• Interviews

Ben Affleck, Matt Damon and Ridley Scott on “The Last Duel” – a True Story

Arguably, one of the most anticipated films of the Venice Film Festival, The Last Duel, is the latest historical drama by iconic Golden Globe-winning director, Ridley Scott, based on the book of the same name by Eric Jager, and boasts a stellar cast including Ben Affleck, Matt Damon, Adam Driver, and Jodie Comer.

This 14th-century saga is set in 1386, based on the true account of a feud between good friends and fellow noblemen, Jean de Carrouges (Damon) and Jacques Le Gris (Driver). Life changes dramatically when Carrouges’s wife, Marguerite de Thibouville (Comer), accuses Le Gris of rape. Affleck plays King Charles VI, who declares that the dispute between the two men is resolved through trial by combat.

Not since Good Will Hunting have the Golden Globe-winning scribes Damon and Affleck collaborated on a script (their first in over twenty years). With a strong female voice as the story’s central figure, they enlisted the help of celebrated indie screenwriter Nicole Holofcener (Enough Said, Lovely & Amazing), largely to write Comer’s part.

Said Holofcener, “I think they were wise not to attempt it [writing the role of Marguerite], although I’m sure they would have done fine. But that’s why they called me – so I wrote Jodie’s part, and then we all collaborated on all three parts.”

Damon added, “Yeah, the basic idea was that Ben and I do the male sections, the first two acts, and Nicole do the third act, which is primarily Jodie’s story, although Jodie enters into both of our stories. The idea was that in the male stories, the women were manifested when the men needed them for something,” he says, shaking his head. “So, either they were ignored or seen as property, because they were not [seen as] human beings.”


Affleck leaned into the feminist angle of the story. “Well, I consider myself to be a feminist,” he said. “This movie, principally, was exciting to me because of the character of Marguerite. Her extraordinary strength and bravery seemed very obvious once I read the book. And what an unbelievably important and powerful story it was, and purely classical storytelling in terms of somebody who has been done a great injustice, who goes to great lengths to seek justice at great risk to themselves.”

The award-winning actor talked passionately about his latest project. “It’s a true story and one that people don’t know. This is an incredible woman from history, one of the earliest known women who spoke out against a powerful man who assaulted her. Naturally, that seemed relevant and also incredibly thrilling. It’s a story that could generate a lot of catharsis and empathy, and one that I hoped would develop in the viewer a sense of compassion,” he explains. “We hoped that the idea might help us look at one another in a different way, with more empathy and with a sense of wondering whether or not our personal perspective might be taken fully into consideration.”
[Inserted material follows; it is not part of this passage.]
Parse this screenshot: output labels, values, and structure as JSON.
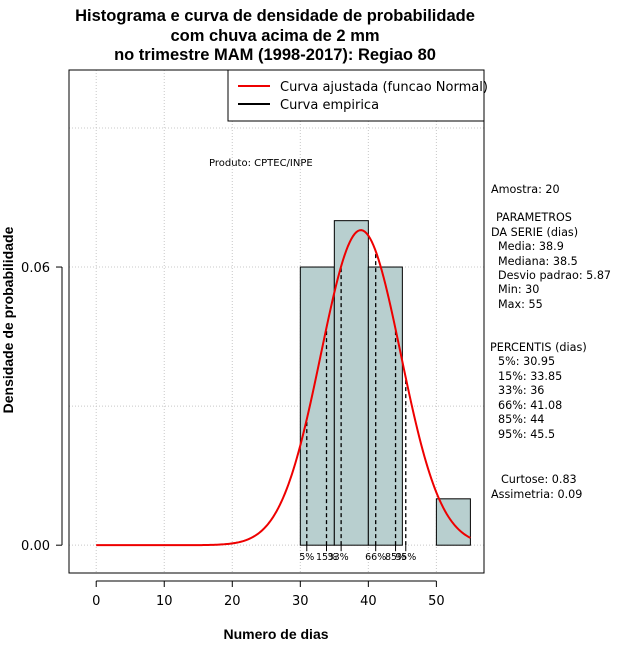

Ridley Scott, familiar with historical dramas, most notably with the multi-award-winning film, Gladiator, said, “When you get a call from Matt Damon who says, “Hey, dude, you’ve done a duel before [the British historical film The Duellists], but we’ve got another duel. Do you want to read it?’ So I said, ‘Yes,’” he shrugs. “You don’t say no, and I enjoyed working with Matt Damon tremendously on The Martian, so I said, ‘Why not? Let’s go again.’”

As for the much-anticipated Affleck-Damon reunion, Damon jokes about the presumption that these longtime friends have matured a great deal, both professionally and personally, since their last effort. “No, not at all,” he laughed. “But I think we found an entirely different process this time, which was really interesting for us because I think one of the things that has kept us from writing for so many years was the way we wrote back in the 90s when we were 22 and 20-years-old,” he explained. “It was really inefficient. We really understood the characters, but we didn’t understand structure. And so, for Good Will Hunting, we ended up writing thousands of pages that we never used. We thought we’d never have the time to do it again because we both had such busy lives.”

Evidently, the celebrated duo was pleasantly surprised with the speed with which they delivered their encore effort. “Yes. When we started writing this time, I think we were both pretty surprised at how quickly it went.”

In summing up the movie, Affleck ruefully noted that hundreds of years later, there are parallels to today’s society. “As Matt has pointed out succinctly, this is an anti-chivalry movie because the great illusion of chivalry is that it was about, ‘Well, we are going to hold the lady’s hand as she gets out of the car and we are going to protect the innocent female.’ But in fact, it was a code, a manner of behavior that denied women’s basic humanity, frankly, and equality.”